Now, we lucked out and picked the coolest day we’d had in weeks, so the cows weren’t near as hot or thirsty, but, bogs are still attractive – it just wasn’t as bad as it can be.
That was great, because I’d hauled up Dally and Eden to be fresh dogs for the last bit of the drive. Dally knows the routine, but often will just stand and bark, she’s wiser and more cautious in her middle years! Eden, though, little bitty Eden just LOVES this. She shined earlier this summer chasing cows out of little ponds formed from runoff, and although she still thought the regular drive was rather boring compared to chasing the bazillion rabbits and mice we have this year, THIS part was a BLAST!
My video skills were sorely lacking. In fact, for the second bit, I was tottering on a hillock, trying not to fall or step in a boggy hole. The bog consists of thousands of little hillocks surrounded by the blackest, stickiest, and rather stinky goo you can imagine. Not that it really stinks until its on you! Anyway, you can’t hardly even see Eden in the last bit, but she was still going at them!
Now, she has that REALLY ANNOYING YIP that Elsa had, and that I hope she outgrows. But she is aggressive in this situation, biting heels and tails! I’m wound up, making my voice high, encouraging her on and on! Let’s do this! It’s exciting! It’s actually OK to bite them! YEEHAW! There’s one split second where she looks back at me, to check if I’m still wanting her to do this… THAT was my favorite part!
It’s just a minute long… but you’ll get the idea! (More of that yip can be dangerous to your eardrums!)
Eden: Bog Dog from Carol Greet on Vimeo.
Eden loves getting cows out of bogs!
Find me here!
It’s so neat to see a dog’s instincts kick in! Looks like Eden’s a real cow dog now!
That little “bog dog” is really coming into her own – I laughed when she
had a hold of a cow’s tail momentarily. Perfect aim at a moving target! 🙂
Way to go Eden!!!!! One great dog.
And I love watching her! Such enthusiasm.
What a dog. I see what you mean about the long grass. Good job Eden has young energy to jump as well as run.
Good dog!
Yippin’ good cowdog, that little Eden! The energy of youth and perfect body weight!

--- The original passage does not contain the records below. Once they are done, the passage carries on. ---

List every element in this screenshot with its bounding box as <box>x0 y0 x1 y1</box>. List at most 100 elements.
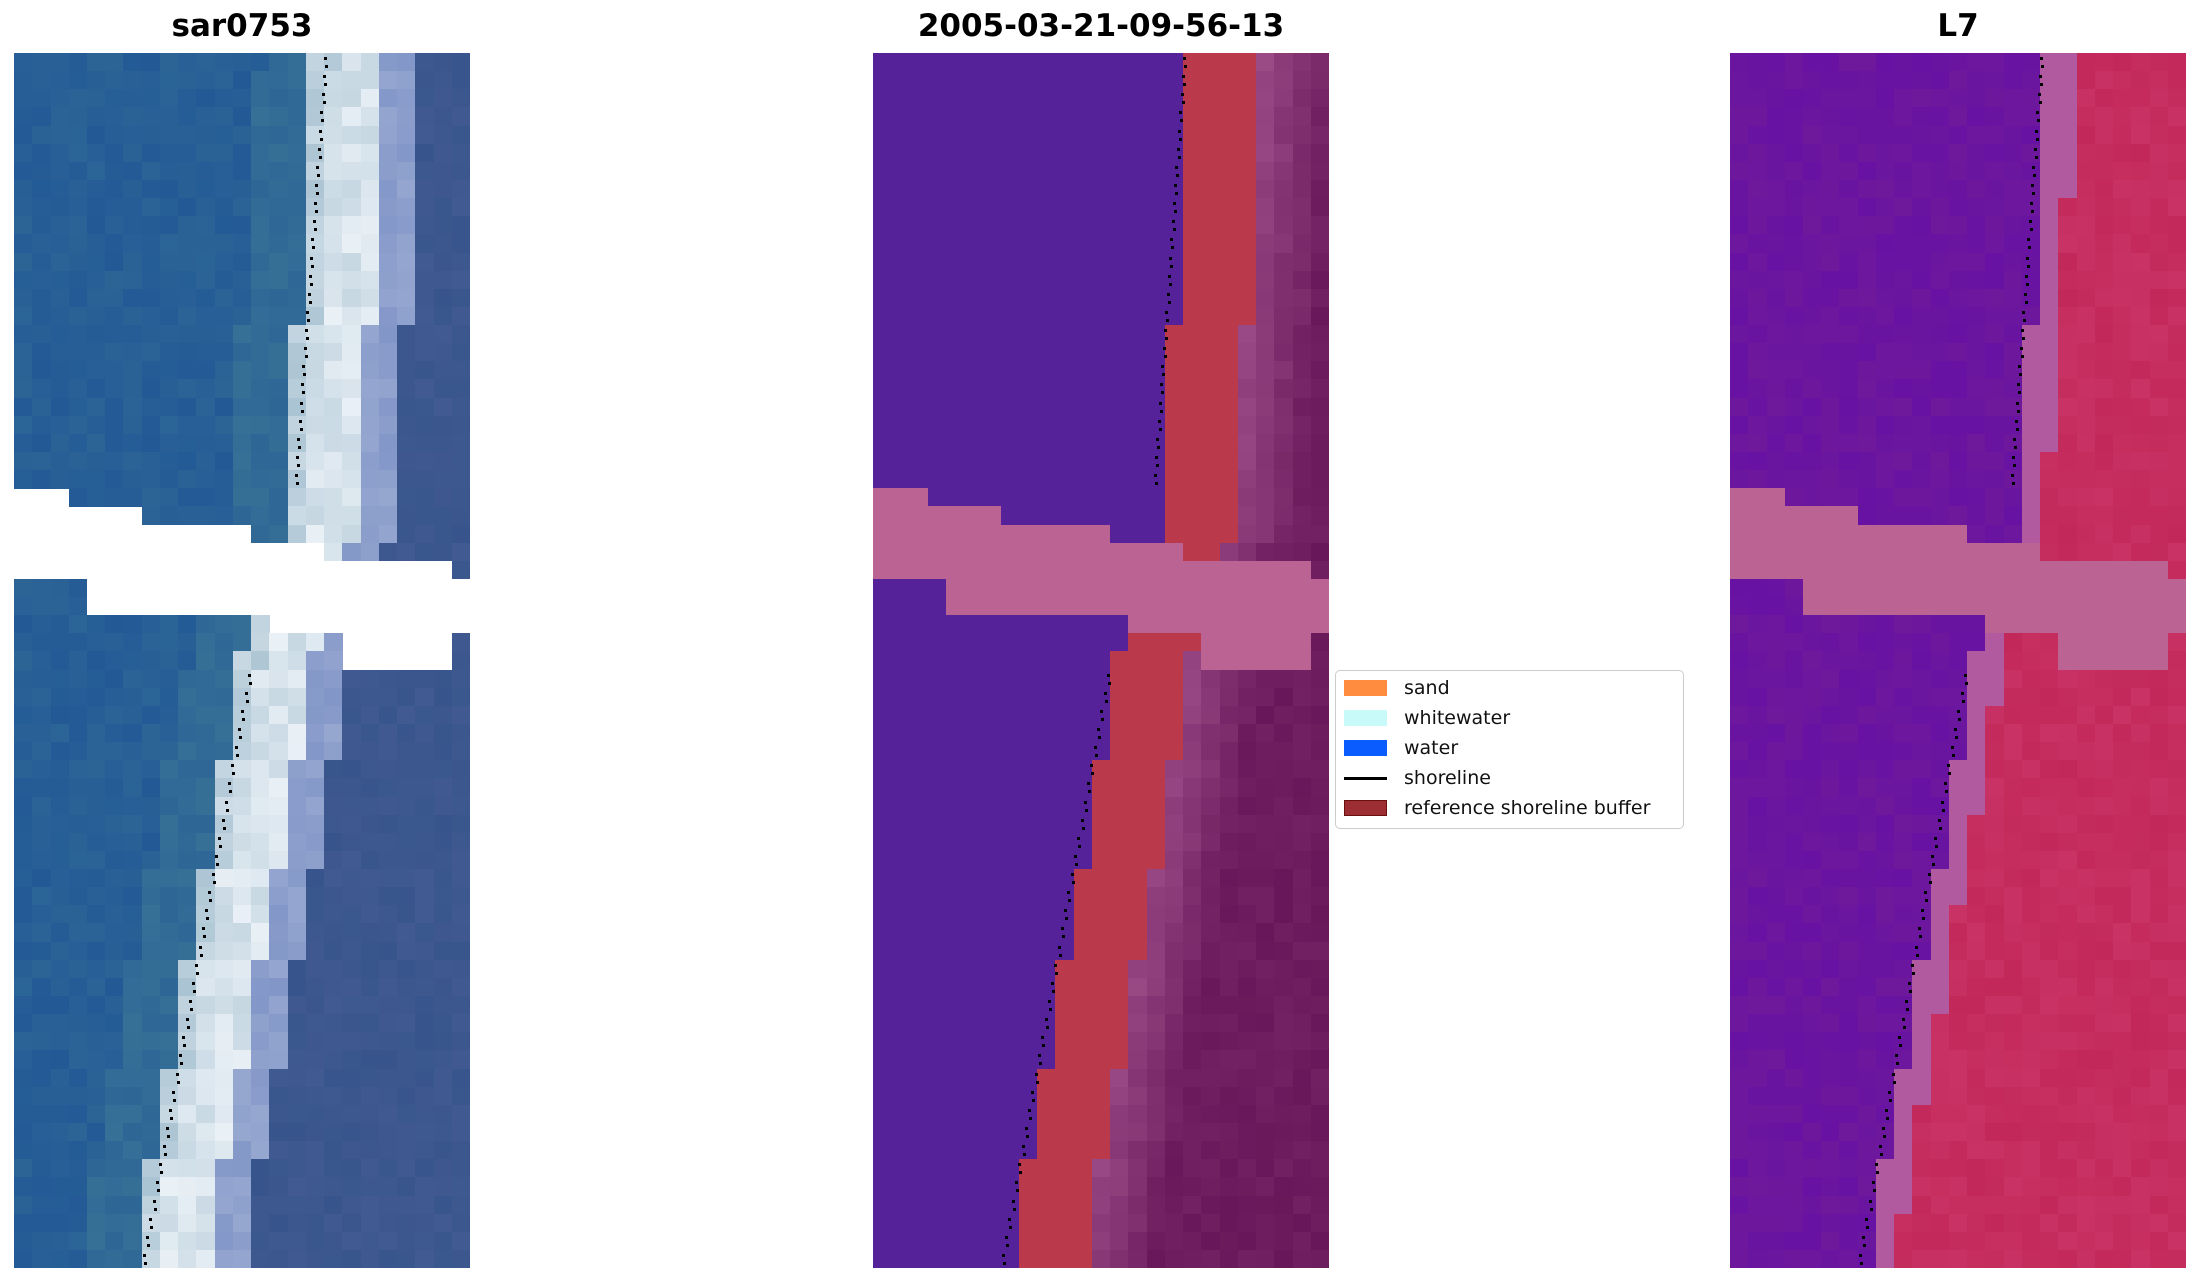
shoreline-point <box>1094 754 1098 758</box>
raster-pixel <box>2040 850 2059 870</box>
raster-pixel <box>32 633 51 652</box>
raster-pixel <box>2058 578 2078 598</box>
raster-pixel <box>1164 125 1184 145</box>
raster-pixel <box>1948 742 1968 761</box>
raster-pixel <box>214 1068 234 1088</box>
raster-pixel <box>14 198 33 217</box>
raster-pixel <box>451 1249 470 1268</box>
raster-pixel <box>232 796 252 816</box>
raster-pixel <box>2021 53 2041 72</box>
raster-pixel <box>433 506 453 526</box>
raster-pixel <box>1146 488 1166 507</box>
raster-pixel <box>2113 941 2132 961</box>
raster-pixel <box>1730 941 1749 961</box>
raster-pixel <box>32 361 51 380</box>
shoreline-point <box>2024 300 2028 304</box>
shoreline-point <box>298 445 302 449</box>
raster-pixel <box>1766 506 1786 526</box>
raster-pixel <box>1310 470 1329 489</box>
raster-pixel <box>1310 125 1329 145</box>
raster-pixel <box>1164 179 1184 199</box>
raster-pixel <box>87 397 106 417</box>
raster-pixel <box>305 488 325 507</box>
raster-pixel <box>2113 633 2132 652</box>
raster-pixel <box>269 796 289 816</box>
raster-pixel <box>2149 252 2169 272</box>
raster-pixel <box>1930 89 1950 108</box>
raster-pixel <box>1821 578 1840 598</box>
raster-pixel <box>287 1050 307 1070</box>
raster-pixel <box>2040 143 2059 163</box>
raster-pixel <box>1310 524 1329 544</box>
raster-pixel <box>1256 1249 1275 1268</box>
raster-pixel <box>14 415 33 435</box>
raster-pixel <box>2149 288 2169 308</box>
raster-pixel <box>2131 143 2151 163</box>
raster-pixel <box>105 941 124 961</box>
raster-pixel <box>1730 506 1749 526</box>
raster-pixel <box>214 996 234 1015</box>
raster-pixel <box>1219 615 1239 634</box>
raster-pixel <box>873 669 892 689</box>
raster-pixel <box>1055 814 1075 834</box>
raster-pixel <box>1292 1032 1312 1051</box>
raster-pixel <box>397 850 416 870</box>
raster-pixel <box>378 887 398 906</box>
raster-pixel <box>1164 71 1184 90</box>
raster-pixel <box>2094 1032 2114 1051</box>
raster-pixel <box>232 742 252 761</box>
raster-pixel <box>946 179 965 199</box>
raster-pixel <box>1183 89 1202 108</box>
raster-pixel <box>1073 397 1093 417</box>
raster-pixel <box>1219 1231 1239 1251</box>
raster-pixel <box>1292 832 1312 852</box>
raster-pixel <box>159 959 179 979</box>
raster-pixel <box>1930 198 1950 217</box>
raster-pixel <box>159 143 179 163</box>
raster-pixel <box>909 633 929 652</box>
raster-pixel <box>2131 814 2151 834</box>
raster-pixel <box>415 760 435 779</box>
raster-pixel <box>1784 71 1804 90</box>
raster-pixel <box>196 306 216 326</box>
shoreline-point <box>1100 709 1104 713</box>
shoreline-point <box>2028 220 2032 224</box>
raster-pixel <box>68 850 88 870</box>
raster-pixel <box>324 198 343 217</box>
raster-pixel <box>123 179 143 199</box>
raster-pixel <box>1803 433 1822 453</box>
raster-pixel <box>1857 415 1877 435</box>
raster-pixel <box>287 488 307 507</box>
raster-pixel <box>1894 887 1913 906</box>
raster-pixel <box>360 1249 380 1268</box>
raster-pixel <box>159 996 179 1015</box>
shoreline-point <box>152 1199 156 1203</box>
raster-pixel <box>2076 633 2096 652</box>
raster-pixel <box>105 959 124 979</box>
raster-pixel <box>68 651 88 671</box>
raster-pixel <box>1310 597 1329 616</box>
raster-pixel <box>1000 1213 1020 1233</box>
raster-pixel <box>196 850 216 870</box>
raster-pixel <box>1274 143 1294 163</box>
raster-pixel <box>1857 687 1877 707</box>
raster-pixel <box>324 687 343 707</box>
raster-pixel <box>269 669 289 689</box>
raster-pixel <box>105 996 124 1015</box>
raster-pixel <box>1985 887 2005 906</box>
raster-pixel <box>287 651 307 671</box>
raster-pixel <box>178 234 197 253</box>
raster-pixel <box>397 325 416 344</box>
raster-pixel <box>14 977 33 997</box>
raster-pixel <box>1128 869 1148 888</box>
raster-pixel <box>1073 325 1093 344</box>
raster-pixel <box>1912 325 1932 344</box>
raster-pixel <box>1857 397 1877 417</box>
raster-pixel <box>451 1068 470 1088</box>
raster-pixel <box>1037 216 1056 235</box>
raster-pixel <box>1183 669 1202 689</box>
raster-pixel <box>105 724 124 743</box>
raster-pixel <box>1948 578 1968 598</box>
raster-pixel <box>1000 506 1020 526</box>
shoreline-point <box>175 1072 179 1076</box>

In case you’ll do another Q&A, here’s my question: Except for what I learned here, from you, I know nothing about stockmanship, so I’m wondering: Did you ever try to follow the rules of “Low Stress Stockmanship” as you intended to? Did it not work for you, or do these scenes qualify as LSS? (I hope I didn’t phrase this in a way that comes across as provocative; I’m honestly just wodering, since, to this ignorant city-prisoner, it looks and sounds pretty High Stress! In any event, I figure it must be precisely what you need in a bog situation and with a cowdog-in-training?) Thanks! Now to look up “bog” and “hillock” so that I can add them to my Red Dirt vocabulary… 😉
Apparently I use “wodering” and “wondering” interchangeably… Ouch.